Meyers joined the group led by Ayala. Parents Brian Hunt and Francisco Bonellie supervised and distributed iced water bottles.

Monument to the Three Queens, who fought against the oppressive labor conditions on St. Croix in 1878. (David MacVean photo)

“The most important thing is to expose children to technology they can make a career of,” Harrigan said.” If I get one land surveyor it will be a success.”

Harrigan said his work as a young man for a St. Thomas surveyor led directly to his becoming a science teacher.

“This program requires the students use science, social studies, math, and English.”

Harrigan would like to see “a coordinated effort to train children to map streets. No need to import talent.
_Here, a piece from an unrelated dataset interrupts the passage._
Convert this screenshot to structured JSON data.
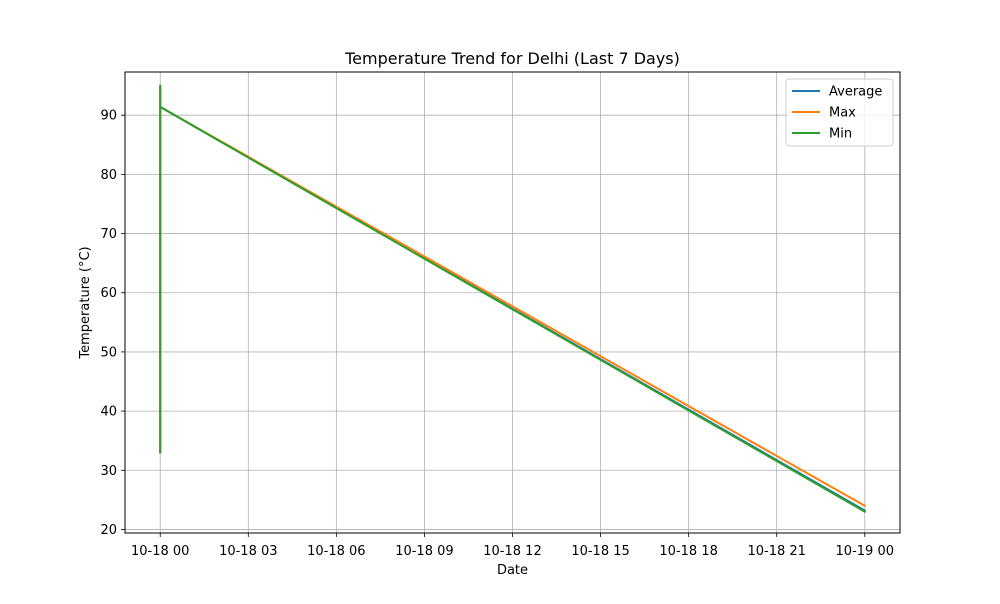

We have talent.”

Commercial ventures such as Google Earth use data like those collected by the students today, which included video and audio records of the historical sites.

BCB students and Felipe Ayala gather below the Three Queens and Skytsborg on Government Hill. (David MacVean photo)

The students spent time admiring the statue of the Three Queens, found just below Skytsborg (Blackbeard’s Castle). Ayala was instrumental in the creation of the monument, which commemorates the labor revolt on St. Croix. He explained the revolt, which resulted in more than one hundred dead and large portions of St. Croix burned, was the result of the Danish King not following through with promised labor reforms.

The students also toured the Alvarado de Lugo post office and took note of the mural on the east wall painted by Steve Dohanos in 1941. Prominent in the artwork is the longitude and latitude of St. Thomas: 18° 20′ 64°5.